If there is some mucus right there, obviously do not allow yourself to choke. The goal is to not allow any more CO2 to escape than necessary.

[Remember the more you cough, the more CO2 you release, the more mucus you produce, the more you cough.]

Within a short time of not coughing, and practicing ‘shallow breathing’ [which we will learn later it simply traps more CO2 in.], you will notice the ‘tickle’ has gone.

A little story about this relates to my partner’s father. He at one time was the caretaker of quarters for temporary accommodation for children.

He had a simple rule that said that ‘No-one is allowed to be ill’. He is a caring old marshmallow, but could give the impression of a stern military man. In their efforts to please him, the children would suppress their asthmatic [at that time called ‘bronchitis’] cough. Within a short time even the urge to cough would be gone, and the child would have seemingly ‘grown out of it.’

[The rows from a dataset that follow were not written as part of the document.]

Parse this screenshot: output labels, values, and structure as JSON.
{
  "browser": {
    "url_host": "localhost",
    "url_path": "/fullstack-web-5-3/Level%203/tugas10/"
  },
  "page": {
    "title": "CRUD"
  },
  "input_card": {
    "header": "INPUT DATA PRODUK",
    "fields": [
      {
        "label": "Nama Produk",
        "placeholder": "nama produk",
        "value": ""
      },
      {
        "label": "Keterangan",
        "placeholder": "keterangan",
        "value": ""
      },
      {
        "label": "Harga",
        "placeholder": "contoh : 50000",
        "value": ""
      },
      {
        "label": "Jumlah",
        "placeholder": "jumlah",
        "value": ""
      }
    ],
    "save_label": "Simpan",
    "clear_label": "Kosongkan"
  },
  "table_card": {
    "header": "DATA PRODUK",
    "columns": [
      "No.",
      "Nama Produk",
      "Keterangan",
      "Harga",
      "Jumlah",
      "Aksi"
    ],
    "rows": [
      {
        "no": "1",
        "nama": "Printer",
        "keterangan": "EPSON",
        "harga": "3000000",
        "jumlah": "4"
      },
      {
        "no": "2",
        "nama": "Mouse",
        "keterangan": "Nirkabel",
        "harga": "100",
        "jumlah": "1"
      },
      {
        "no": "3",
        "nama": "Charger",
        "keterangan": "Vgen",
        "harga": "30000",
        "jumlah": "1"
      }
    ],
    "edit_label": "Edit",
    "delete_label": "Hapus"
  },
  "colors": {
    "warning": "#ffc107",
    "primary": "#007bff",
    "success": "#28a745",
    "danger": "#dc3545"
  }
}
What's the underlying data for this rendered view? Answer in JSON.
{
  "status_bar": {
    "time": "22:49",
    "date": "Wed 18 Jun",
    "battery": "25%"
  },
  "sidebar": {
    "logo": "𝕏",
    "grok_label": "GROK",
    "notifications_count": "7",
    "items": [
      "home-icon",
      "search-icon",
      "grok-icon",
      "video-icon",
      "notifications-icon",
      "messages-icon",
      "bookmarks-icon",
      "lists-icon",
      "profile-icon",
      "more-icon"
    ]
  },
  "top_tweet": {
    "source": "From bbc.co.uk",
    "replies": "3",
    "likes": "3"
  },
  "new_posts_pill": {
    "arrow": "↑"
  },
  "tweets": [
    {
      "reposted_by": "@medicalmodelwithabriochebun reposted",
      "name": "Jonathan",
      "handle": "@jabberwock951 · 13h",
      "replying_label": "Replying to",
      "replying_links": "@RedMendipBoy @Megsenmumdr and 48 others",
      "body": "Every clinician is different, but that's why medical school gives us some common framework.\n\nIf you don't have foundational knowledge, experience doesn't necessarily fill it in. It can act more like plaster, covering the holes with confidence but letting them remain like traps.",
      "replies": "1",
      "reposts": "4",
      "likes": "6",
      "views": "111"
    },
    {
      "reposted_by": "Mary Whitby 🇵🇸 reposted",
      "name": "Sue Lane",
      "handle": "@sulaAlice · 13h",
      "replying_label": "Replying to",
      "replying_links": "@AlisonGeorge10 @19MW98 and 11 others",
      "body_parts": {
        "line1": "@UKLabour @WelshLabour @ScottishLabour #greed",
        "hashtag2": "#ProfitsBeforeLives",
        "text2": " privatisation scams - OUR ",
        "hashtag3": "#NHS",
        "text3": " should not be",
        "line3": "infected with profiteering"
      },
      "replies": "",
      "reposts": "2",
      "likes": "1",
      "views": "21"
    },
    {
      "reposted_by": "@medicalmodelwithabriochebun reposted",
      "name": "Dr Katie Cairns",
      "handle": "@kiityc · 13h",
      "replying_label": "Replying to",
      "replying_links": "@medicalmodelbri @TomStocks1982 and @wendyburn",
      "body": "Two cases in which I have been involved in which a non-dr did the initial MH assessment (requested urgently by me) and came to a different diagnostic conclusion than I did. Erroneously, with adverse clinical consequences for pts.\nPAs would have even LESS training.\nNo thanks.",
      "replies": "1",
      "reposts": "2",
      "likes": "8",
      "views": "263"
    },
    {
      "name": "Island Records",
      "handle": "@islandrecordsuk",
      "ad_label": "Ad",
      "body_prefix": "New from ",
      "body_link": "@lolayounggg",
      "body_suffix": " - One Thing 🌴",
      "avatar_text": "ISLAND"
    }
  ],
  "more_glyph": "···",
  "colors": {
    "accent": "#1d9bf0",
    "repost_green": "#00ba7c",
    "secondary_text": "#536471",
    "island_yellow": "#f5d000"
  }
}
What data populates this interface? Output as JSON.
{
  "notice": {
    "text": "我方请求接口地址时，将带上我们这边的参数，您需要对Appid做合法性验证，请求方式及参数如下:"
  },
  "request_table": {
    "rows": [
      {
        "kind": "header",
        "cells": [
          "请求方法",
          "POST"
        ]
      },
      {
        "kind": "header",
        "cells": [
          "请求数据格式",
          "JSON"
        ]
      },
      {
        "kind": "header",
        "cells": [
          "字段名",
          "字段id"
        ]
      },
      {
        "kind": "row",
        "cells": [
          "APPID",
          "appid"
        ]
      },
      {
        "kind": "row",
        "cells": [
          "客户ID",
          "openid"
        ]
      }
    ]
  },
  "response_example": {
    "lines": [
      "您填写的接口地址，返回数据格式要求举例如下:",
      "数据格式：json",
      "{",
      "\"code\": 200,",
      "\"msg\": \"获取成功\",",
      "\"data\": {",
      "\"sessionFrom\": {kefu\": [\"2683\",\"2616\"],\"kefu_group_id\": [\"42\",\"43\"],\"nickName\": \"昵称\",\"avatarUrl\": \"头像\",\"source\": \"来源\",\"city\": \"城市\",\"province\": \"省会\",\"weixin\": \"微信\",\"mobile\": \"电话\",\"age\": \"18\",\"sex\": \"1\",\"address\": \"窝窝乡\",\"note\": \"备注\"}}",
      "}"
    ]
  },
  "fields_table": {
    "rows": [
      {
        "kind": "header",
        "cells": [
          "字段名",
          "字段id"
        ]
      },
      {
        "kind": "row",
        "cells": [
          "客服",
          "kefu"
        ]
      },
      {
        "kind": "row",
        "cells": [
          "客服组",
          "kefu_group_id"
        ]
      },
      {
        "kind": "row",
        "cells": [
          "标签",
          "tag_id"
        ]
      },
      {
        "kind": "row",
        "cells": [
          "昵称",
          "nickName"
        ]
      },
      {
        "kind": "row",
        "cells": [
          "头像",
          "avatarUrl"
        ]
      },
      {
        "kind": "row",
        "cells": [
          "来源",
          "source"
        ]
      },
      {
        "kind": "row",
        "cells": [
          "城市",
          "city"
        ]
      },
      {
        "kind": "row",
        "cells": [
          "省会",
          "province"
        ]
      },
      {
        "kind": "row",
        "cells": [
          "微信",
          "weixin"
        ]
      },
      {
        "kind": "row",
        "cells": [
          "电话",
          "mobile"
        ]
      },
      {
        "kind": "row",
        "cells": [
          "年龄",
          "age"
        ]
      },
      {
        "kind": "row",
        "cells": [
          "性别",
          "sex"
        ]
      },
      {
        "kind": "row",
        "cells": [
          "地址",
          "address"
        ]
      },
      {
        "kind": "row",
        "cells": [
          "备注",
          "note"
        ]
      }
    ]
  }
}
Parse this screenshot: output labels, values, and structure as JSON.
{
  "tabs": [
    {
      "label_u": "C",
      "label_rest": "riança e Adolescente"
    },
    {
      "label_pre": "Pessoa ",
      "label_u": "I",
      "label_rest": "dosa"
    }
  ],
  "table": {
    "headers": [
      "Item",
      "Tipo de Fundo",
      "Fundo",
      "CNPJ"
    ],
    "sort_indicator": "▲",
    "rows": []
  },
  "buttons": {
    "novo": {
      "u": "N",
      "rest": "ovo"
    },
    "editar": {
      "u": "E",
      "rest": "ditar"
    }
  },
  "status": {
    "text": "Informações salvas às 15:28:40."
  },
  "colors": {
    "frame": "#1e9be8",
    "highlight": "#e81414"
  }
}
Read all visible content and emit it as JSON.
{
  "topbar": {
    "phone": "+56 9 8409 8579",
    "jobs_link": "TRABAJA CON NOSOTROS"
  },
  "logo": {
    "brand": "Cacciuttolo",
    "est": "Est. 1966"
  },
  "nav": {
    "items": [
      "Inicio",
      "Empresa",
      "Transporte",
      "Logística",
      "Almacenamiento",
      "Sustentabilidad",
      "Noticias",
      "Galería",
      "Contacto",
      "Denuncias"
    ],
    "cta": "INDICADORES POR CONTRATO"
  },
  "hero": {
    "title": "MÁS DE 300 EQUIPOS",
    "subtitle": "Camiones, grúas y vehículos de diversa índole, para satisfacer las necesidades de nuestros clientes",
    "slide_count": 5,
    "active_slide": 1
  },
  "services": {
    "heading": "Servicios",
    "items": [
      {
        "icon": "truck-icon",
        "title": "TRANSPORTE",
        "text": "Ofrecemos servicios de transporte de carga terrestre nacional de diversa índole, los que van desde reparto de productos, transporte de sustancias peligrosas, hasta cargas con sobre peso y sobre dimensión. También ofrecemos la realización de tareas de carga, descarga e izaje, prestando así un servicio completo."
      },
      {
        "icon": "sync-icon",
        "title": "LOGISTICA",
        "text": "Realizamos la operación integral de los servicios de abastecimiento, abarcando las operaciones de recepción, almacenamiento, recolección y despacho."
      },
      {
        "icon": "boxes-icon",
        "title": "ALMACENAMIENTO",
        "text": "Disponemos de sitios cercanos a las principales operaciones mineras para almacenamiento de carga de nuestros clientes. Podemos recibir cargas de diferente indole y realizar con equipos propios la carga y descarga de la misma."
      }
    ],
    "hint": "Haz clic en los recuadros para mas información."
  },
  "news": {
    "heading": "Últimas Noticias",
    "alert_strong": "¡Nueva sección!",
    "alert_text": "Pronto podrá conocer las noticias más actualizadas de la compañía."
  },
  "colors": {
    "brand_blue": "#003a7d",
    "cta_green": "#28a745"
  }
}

Coughing is often a very simple and effective way to get affection and attention for children. The mechanism is unconscious, but all they have to do is increase their breathing or run around madly with uncontrolled breathing, and the coughing or wheezing will start.

You may have seen children who become upset, carry on for a while, and then develop a really excellent ‘asthmatic’ attack. This is real asthma, not psychosomatic, it can be dangerous and is often fatal.

The rules are simple. They are not allowed to cough [the dry asthmatic cough], and must be very still and reduce their breathing just as the adults learn to do. A very effective asthma stopper in children is be very still, place their forefinger under their nose, and breathe in and out in such small breaths that they can hardly feel the air from their nose on their finger. [‘Breathe like a tiny little mouse’] In a short time the attack will abate.

Obviously, you must use common sense in an emergency, and follow any medical regime outlined for the child. This technique should be learned by the child in a non-emergency, and be used at the first sign of any problems, to totally avoid the emergency situation.

In a large number of my personal cases, all that was required is an explanation to the child of the cause of the problem, a short practice on what to do if their throat gets ‘tickley’, and the general strict instructions to ‘Keep your mouth closed’ and ‘Dont Cough’. [Unless they are choking.]

This one session is often sufficient to stop all symptoms of asthma.